Cette trinité fonde le dogme, inspire l'apologétique
et nourrit la catéchèse de la nouvelle théocratie qui
(comme ses consoeurs) prétend régenter les consciences pour
leur plus grand bien, au nom d'une pseudo-rationalité de façade.
Prenant l'esprit en otage, elle l'enserre dans une camisole de force virtuelle
qui illustre la formule de Nazim Hikmed:" nous avons libéré
nos poignets de leurs entraves, mais les menottes nous ont monté à
la tête." Pour nous dégager de cette oppression sournoise et
libérer de façon responsable le libre examen dans ses fonctions
mentales et affectives, il conviendra de faire appel aux neurosciences pour
éclairer le lien entre génétique et éthique au
sein de la personne humaine, dans le cadre d'une nouvelle discipline: la généthique.
Il s'agit en l'occurence de formuler une traduction scientifique du concept
philosophique de libre examen, sur base des avancées récentes
en matière de neurologie, afin d'en déduire une stratégie
de résistance à l'oppression mentale. Certes, l'apensée
procède d'une lame de fond et il serait vain de vouloir s'opposer de
front à ce "tsunami" idéologique. Mais des approches indirectes
sont possibles: celle du joueur de billard, qui sait qu'un petit choc bien
placé peut décider du destin d'une partie si l'on fait preuve
d'adresse. Celle du forestier qui sait qu'un modeste coupe-feu peut arrêter
un incendie dévastateur pour autant qu'on agisse avec adresse, courage,
détermination. Adresse, détermination et courage forment la
trilogie qui devra affronter l'apensée dans sa trinité néo-théocratique.
Et pour organiser la résistance, il conviendra de stimuler
l'organisation citoyenne par la poléthique.
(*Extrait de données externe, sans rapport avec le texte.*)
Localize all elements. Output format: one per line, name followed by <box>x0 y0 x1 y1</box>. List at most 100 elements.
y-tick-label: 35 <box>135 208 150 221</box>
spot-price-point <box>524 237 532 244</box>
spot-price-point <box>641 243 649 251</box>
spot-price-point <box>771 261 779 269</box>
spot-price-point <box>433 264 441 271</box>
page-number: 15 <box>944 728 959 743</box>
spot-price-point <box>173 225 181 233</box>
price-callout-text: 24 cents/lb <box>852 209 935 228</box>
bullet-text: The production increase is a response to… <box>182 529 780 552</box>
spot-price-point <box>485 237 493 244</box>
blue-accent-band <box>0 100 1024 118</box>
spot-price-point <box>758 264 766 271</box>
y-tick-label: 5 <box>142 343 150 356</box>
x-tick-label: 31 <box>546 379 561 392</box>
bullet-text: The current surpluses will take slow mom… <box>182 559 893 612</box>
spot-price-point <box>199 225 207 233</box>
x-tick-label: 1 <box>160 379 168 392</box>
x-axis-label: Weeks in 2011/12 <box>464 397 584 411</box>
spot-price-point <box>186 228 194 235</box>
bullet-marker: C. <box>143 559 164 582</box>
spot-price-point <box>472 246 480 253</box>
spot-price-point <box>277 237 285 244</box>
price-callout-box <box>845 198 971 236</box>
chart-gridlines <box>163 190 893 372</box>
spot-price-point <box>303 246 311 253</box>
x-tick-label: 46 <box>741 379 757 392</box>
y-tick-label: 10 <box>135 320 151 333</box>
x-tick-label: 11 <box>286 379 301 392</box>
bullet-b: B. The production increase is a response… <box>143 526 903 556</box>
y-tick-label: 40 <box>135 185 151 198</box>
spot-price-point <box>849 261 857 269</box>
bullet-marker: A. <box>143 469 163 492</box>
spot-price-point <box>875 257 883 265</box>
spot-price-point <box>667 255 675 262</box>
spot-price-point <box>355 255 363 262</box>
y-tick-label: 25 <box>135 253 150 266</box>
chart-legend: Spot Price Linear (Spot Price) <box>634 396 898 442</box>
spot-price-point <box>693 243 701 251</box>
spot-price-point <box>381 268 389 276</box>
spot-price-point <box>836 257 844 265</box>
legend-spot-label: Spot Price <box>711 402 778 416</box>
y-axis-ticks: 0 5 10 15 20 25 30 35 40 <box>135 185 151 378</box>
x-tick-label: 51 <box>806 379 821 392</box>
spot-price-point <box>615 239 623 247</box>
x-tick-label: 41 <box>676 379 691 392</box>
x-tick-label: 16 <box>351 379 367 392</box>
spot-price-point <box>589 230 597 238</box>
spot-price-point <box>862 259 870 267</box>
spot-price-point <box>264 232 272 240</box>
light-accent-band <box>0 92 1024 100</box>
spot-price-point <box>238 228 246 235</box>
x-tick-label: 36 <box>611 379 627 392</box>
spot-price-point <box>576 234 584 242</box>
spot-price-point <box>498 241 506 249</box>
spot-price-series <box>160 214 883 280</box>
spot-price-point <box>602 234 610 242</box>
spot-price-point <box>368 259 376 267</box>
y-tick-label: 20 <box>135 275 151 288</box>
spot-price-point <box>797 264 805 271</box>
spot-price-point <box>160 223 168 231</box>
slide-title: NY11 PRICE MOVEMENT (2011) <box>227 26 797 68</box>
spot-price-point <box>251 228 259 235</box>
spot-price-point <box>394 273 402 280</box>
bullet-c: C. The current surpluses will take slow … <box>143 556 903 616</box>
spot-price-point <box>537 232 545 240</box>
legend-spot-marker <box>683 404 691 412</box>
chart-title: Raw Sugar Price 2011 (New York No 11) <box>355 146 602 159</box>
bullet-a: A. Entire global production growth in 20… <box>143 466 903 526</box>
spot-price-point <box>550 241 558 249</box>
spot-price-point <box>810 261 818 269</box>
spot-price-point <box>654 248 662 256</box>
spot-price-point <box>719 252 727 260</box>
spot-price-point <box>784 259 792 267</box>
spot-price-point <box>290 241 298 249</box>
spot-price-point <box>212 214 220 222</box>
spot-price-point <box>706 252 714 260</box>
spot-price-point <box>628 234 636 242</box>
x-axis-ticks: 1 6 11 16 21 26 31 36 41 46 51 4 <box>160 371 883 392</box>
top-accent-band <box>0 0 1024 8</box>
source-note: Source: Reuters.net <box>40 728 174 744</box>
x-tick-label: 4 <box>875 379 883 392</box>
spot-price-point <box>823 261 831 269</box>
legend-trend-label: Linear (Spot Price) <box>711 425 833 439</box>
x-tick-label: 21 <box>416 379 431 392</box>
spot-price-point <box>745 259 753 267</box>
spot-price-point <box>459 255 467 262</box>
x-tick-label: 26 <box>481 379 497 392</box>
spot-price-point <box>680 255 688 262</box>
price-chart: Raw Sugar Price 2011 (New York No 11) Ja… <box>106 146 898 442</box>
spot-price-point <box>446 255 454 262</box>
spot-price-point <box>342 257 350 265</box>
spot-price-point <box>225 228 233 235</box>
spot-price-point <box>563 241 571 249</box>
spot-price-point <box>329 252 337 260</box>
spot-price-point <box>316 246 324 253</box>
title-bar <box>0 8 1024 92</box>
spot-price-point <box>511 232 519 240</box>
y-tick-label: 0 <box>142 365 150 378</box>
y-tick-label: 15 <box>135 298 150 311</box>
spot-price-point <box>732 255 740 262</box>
Aujourd'hui, la vertu
critique commande d'abord de résister au pouvoir de l'argent, à
la soumission de l'esprit, à l'impérialisme de la technocratie,
au conditionnement médiatique. Elle implique un combat difficile et
souvent épuisant pour amener les instances publiques à se doter
d'objectifs, de méthodes et de systèmes de gestion répondant
aux intérêts des populations.
Comment faire en sorte que le souci des valeurs investisse le politique
au-delà du pragmatisme à court terme? Rien ne se fera
en la matière sans une implication volontariste et courageuse
de segments significatifs des populations. Tant que nous préférerons
rester terrés derrière des écrans, il n'y aura guère
à attendre d'un impact citoyen dans le destin sociétal.
Une éthique du libre examen :
vers la pensée libérée
Selon Spinoza, l'expérience
et la raison sont d'accord pour établir que les hommes ne se croient
libres qu'à cause qu'ils ont conscience de leurs actions, et non des
causes qui les déterminent . En outre, selon l'auteur de l'"Ethique",
"ils jugent les choses selon la disposition de leur cerveau !".
Aujourd'hui, les avancées des neurosciences éclairent les
rapports entre corps et esprit, entre émotions et pensées,
entre états mentaux et physico-chimie du système nerveux. Mais
disent-elles quelque chose sur la libre conception et la libre expression
d'un jugement? Pour Spinoza, la voie de la libération de la pensée
passe nécessairement par un effort pour comprendre et se comprendre.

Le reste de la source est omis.